/ 22 November 2013

SA shuns transparency initiative

Sa Shuns Transparency Initiative

The government is being criticised for refusing to join 31 other countries in signing up to an international standard aimed at ensuring transparency in the oil, gas and mining industries.

Parliament has dismissed adopting the standard, known as the Extractive Industries Transparency Initiative (EITI), which outlines reporting requirements aimed at ensuring that resource extraction leads to economic growth and social development rather than "corruption and conflict".

The initiative was introduced 10 years ago by former British prime minister Tony Blair, but 25 of the 31 member countries are in Africa. Countries such as Ghana, Zambia, Mozambique and the Democratic Republic of the Congo are all members.

They submit annual reports, disclosing what mines and other extractive companies pay to governments, and what governments in turn receive from contracts and by way of tax.

The practice, according to the initiative, "allows citizens to see for themselves how much their government is receiving from their country's natural resources".

Norway — often viewed as an emblem of transparency — is party to the initiative, the United States has pledged to adopt it and British Prime Minister David Cameron recently said he was considering following suit. But South Africa has resisted calls to come on board.

Government faces criticism
"No, South Africa has not reconsidered signing up," said Ayanda Shezi, spokesperson for the department of mineral resources. "South Africa has a fiscal regime that is redistributive and has put in place adequate governance procedures and systems of accountability to sufficiently account for revenue generated and distributed."

The Democratic Alliance and corporate governance interest groups have criticised the government for refusing to get involved.

The DA spokesperson on minerals and resources, James Lorimer, said that South Africa's failure to sign up to the EITI would suggest ill-health in the sector.

"Refusing to do so would signal an unhealthy commitment to secrecy," Lorimer said. "Transparency should serve as a vehicle for redress and job creation in an industry that has historically been exploitative."

The mining sector was the backbone of the South African economy and contributed about 20% to the gross domestic product (GDP) in the 1970s.

However, profits and production levels have waned. The sector now makes up only 6% of the country's economic production.

Mining unrests
Over the past three years, the mines have been plagued by ongoing, often violent labour unrest, with workers' wages and living conditions being the almost universal cause for disruption.

In 2012, 2.7-million working days were lost owing to strikes in the mining sector, according to the department of labour's latest Annual Industrial Action Report, and the South African Institute for Race Relations estimates the mines lost R15-billion in production during that time.

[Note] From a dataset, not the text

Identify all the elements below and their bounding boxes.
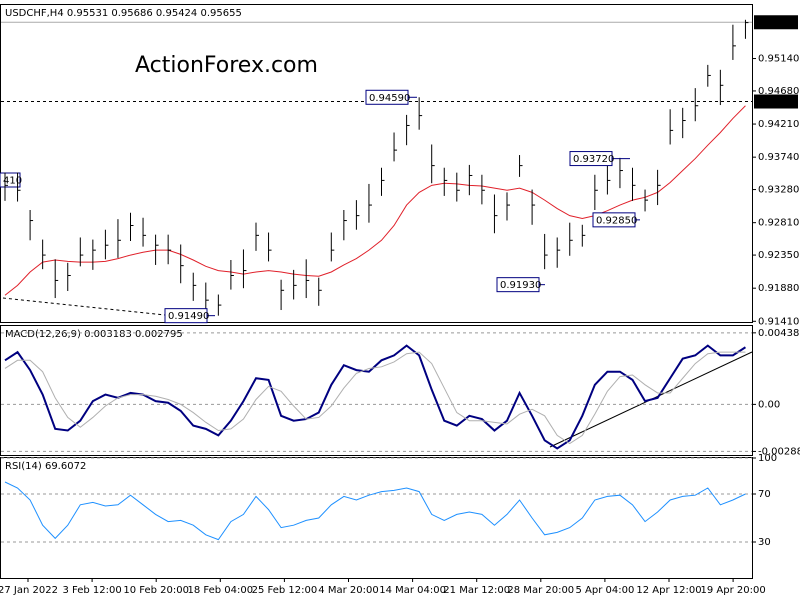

According to Mari-Lise du Preez, head of the governance of Africa's resources programme at the South African Institute for International Affairs, the EITI could create a much-needed platform for dialogue between the government, extractive companies and civil society.

But MPs have argued against the additional reporting burden that the EITI would place on the continent's biggest gold producer and the world's fifth-largest diamond producer.

The initiative would affect all of South Africa's extractives sector, which accounts for almost 50% of its exports.

Shezi said South Africa complies with other laws that allow for good governance: "One of the key objectives of the Mineral and Petroleum Resources Development Act is to give effect to the UN Resolution 1803 of 1962, that natural resources beneath the soil are a heritage of the people of South Africa, and the state must exercise its sovereignty over the development of such natural resources."

Ideological problem
Du Preez said the country has consistently used this argument. "The suggestion is that South Africa complies sufficiently to a number of [reporting standards]."

A second explanation is that it is seen as a "northern" standard being imposed on to the developed world.

"There was an ideological problem with the initiative," she said.

But whether the EITI is adopted or not, the government, mining companies and civil society need a "neutral convenor", said Du Preez, "someone who is not seen as punting their own interest."